Marty Supreme is directed by Josh Safdie (Good Time, Uncut Gems), and stars Timothée Chalamet as Marty Mauser, a young table tennis athlete with a dream no one respects, who goes to hell and back in pursuit of greatness.
Set in 1950’s New York, the story immediately drops you into the relentless drive of Marty Mauser set against the chaotic reality of his life. As with all of the film made by Josh Safdie, and his former directing partner brother Benny Safdie, it’s filled with oddball characters that have strong personalities, a killer anachronistic soundtrack of mostly 80s techno pop music, and an incredibly rich cultural context with Marty’s Jewish family in New York forming the tapestry of his life.
With Marty Supreme, Josh Safdie once again reminds us that he knows how to make magic. He sees a sort of magic in people, everyday objects, and locations that others can’t ordinarily see and he transforms in into a cinematic artform that makes you feel something that was always there but you didn’t realise it. His obsession with different tokens, like the rare earth gem in Uncut Gems, the Spire bottle filled with million-dollar drugs in Good Time, are symbols which represent the obsessive personalities in his movies. Personalities who worship things because they symbolise their pursuit or fixation in life.

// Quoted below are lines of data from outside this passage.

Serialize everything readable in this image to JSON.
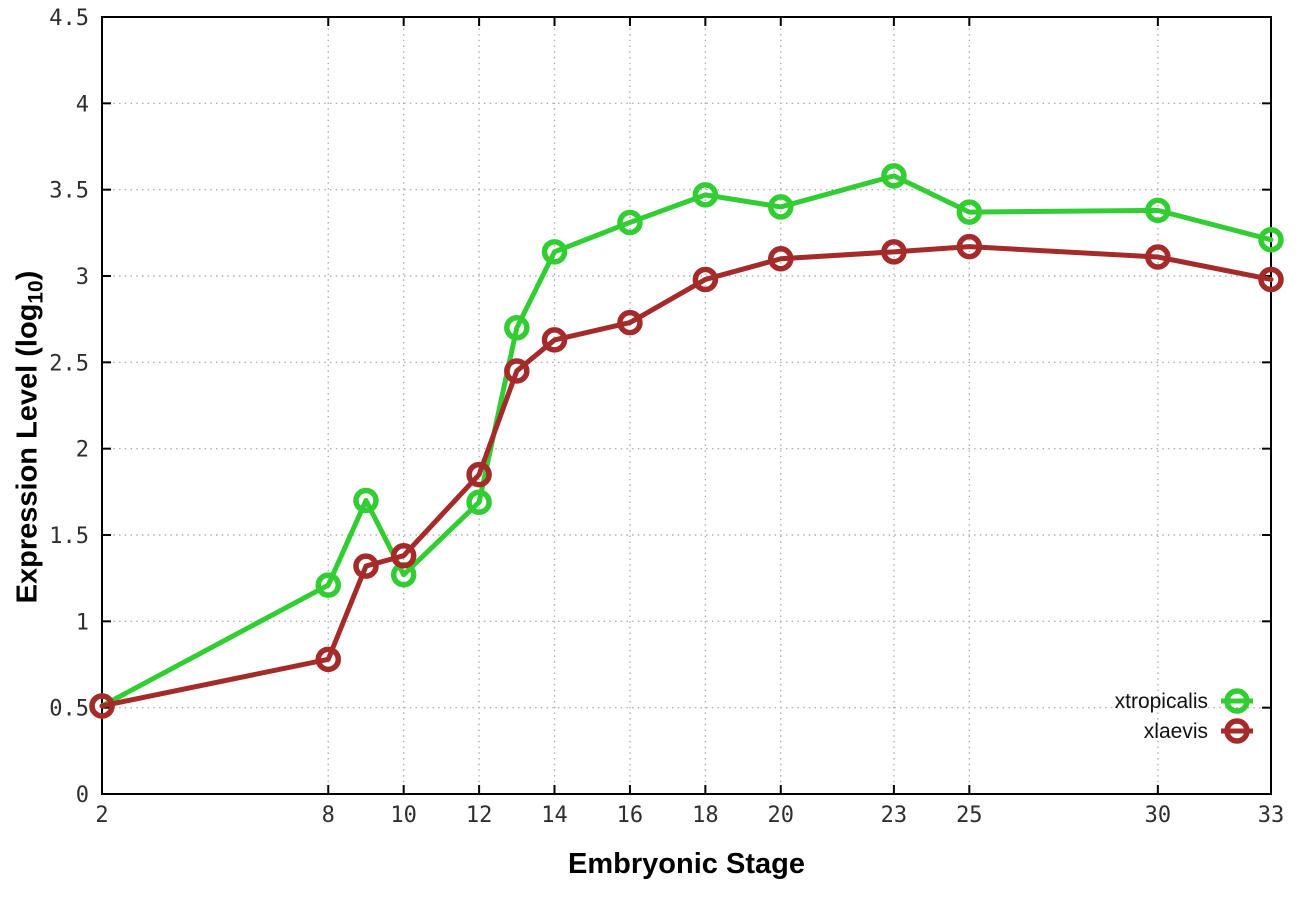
{
  "chart_data": {
    "type": "line",
    "title": "",
    "xlabel": "Embryonic Stage",
    "ylabel": "Expression Level (log10)",
    "ylabel_parts": {
      "main": "Expression Level (log",
      "sub": "10",
      "end": ")"
    },
    "xlim": [
      2,
      33
    ],
    "ylim": [
      0,
      4.5
    ],
    "x_ticks": [
      2,
      8,
      10,
      12,
      14,
      16,
      18,
      20,
      23,
      25,
      30,
      33
    ],
    "y_ticks": [
      0,
      0.5,
      1,
      1.5,
      2,
      2.5,
      3,
      3.5,
      4,
      4.5
    ],
    "grid": true,
    "grid_style": "dotted",
    "ticks_mirrored": true,
    "legend_position": "inside bottom-right",
    "axis_color": "#000000",
    "grid_color": "#b0b0b0",
    "tick_label_color": "#2e2e2e",
    "legend_text_color": "#111111",
    "marker": "open-circle",
    "series": [
      {
        "name": "xtropicalis",
        "color": "#32cd32",
        "x": [
          2,
          8,
          9,
          10,
          12,
          13,
          14,
          16,
          18,
          20,
          23,
          25,
          30,
          33
        ],
        "y": [
          0.51,
          1.21,
          1.7,
          1.27,
          1.69,
          2.7,
          3.14,
          3.31,
          3.47,
          3.4,
          3.58,
          3.37,
          3.38,
          3.21
        ]
      },
      {
        "name": "xlaevis",
        "color": "#a52a2a",
        "x": [
          2,
          8,
          9,
          10,
          12,
          13,
          14,
          16,
          18,
          20,
          23,
          25,
          30,
          33
        ],
        "y": [
          0.51,
          0.78,
          1.32,
          1.38,
          1.85,
          2.45,
          2.63,
          2.73,
          2.98,
          3.1,
          3.14,
          3.17,
          3.11,
          2.98
        ]
      }
    ]
  }
}
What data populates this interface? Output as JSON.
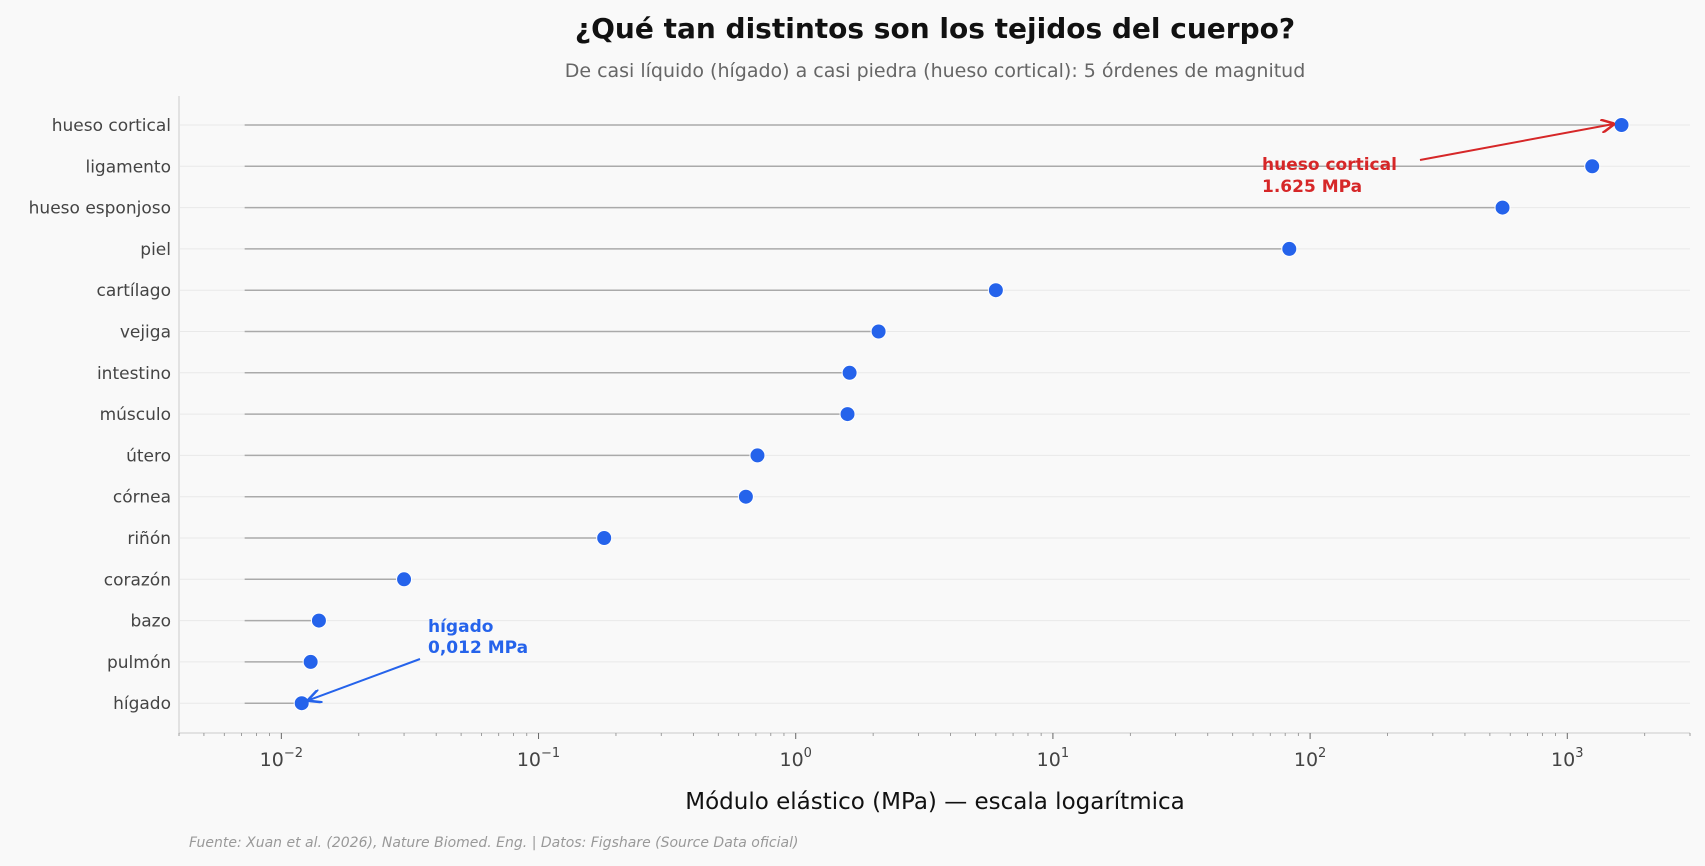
{
  "chart_data": {
    "type": "lollipop",
    "title": "¿Qué tan distintos son los tejidos del cuerpo?",
    "subtitle": "De casi líquido (hígado) a casi piedra (hueso cortical): 5 órdenes de magnitud",
    "xlabel": "Módulo elástico (MPa) — escala logarítmica",
    "x_scale": "log",
    "xlim": [
      0.004,
      3000
    ],
    "xticks": [
      {
        "value": 0.01,
        "base": "10",
        "exp": "−2"
      },
      {
        "value": 0.1,
        "base": "10",
        "exp": "−1"
      },
      {
        "value": 1,
        "base": "10",
        "exp": "0"
      },
      {
        "value": 10,
        "base": "10",
        "exp": "1"
      },
      {
        "value": 100,
        "base": "10",
        "exp": "2"
      },
      {
        "value": 1000,
        "base": "10",
        "exp": "3"
      }
    ],
    "baseline": 0.0072,
    "categories": [
      "hueso cortical",
      "ligamento",
      "hueso esponjoso",
      "piel",
      "cartílago",
      "vejiga",
      "intestino",
      "músculo",
      "útero",
      "córnea",
      "riñón",
      "corazón",
      "bazo",
      "pulmón",
      "hígado"
    ],
    "values": [
      1625,
      1250,
      560,
      83,
      6.0,
      2.1,
      1.62,
      1.59,
      0.71,
      0.64,
      0.18,
      0.03,
      0.014,
      0.013,
      0.012
    ],
    "grid": "horizontal",
    "colors": {
      "point": "#2563eb",
      "stem": "#aaaaaa",
      "max_annotation": "#d62728",
      "min_annotation": "#2563eb"
    },
    "annotations": [
      {
        "target": "hueso cortical",
        "line1": "hueso cortical",
        "line2": "1.625 MPa",
        "color": "#d62728"
      },
      {
        "target": "hígado",
        "line1": "hígado",
        "line2": "0,012 MPa",
        "color": "#2563eb"
      }
    ],
    "source": "Fuente: Xuan et al. (2026), Nature Biomed. Eng. | Datos: Figshare (Source Data oficial)"
  }
}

The same is true in Marty Supreme, whether it’s the hunk of the Egyptian pyramids that Marty brings home to his mother (in an emotional moment that interrupts his usual tendency of treating her awfully throughout the film), the Orange ping pong ball with Marty’s name on it, or the sperm which fertilises the egg in the opening scene that eventually turns into a match cut of a ping pong ball. These are all symbols that Safdie mixes with powerful music, and creative editing that uses the cinematic artform to transfix you in a religious, almost hypnotic fashion.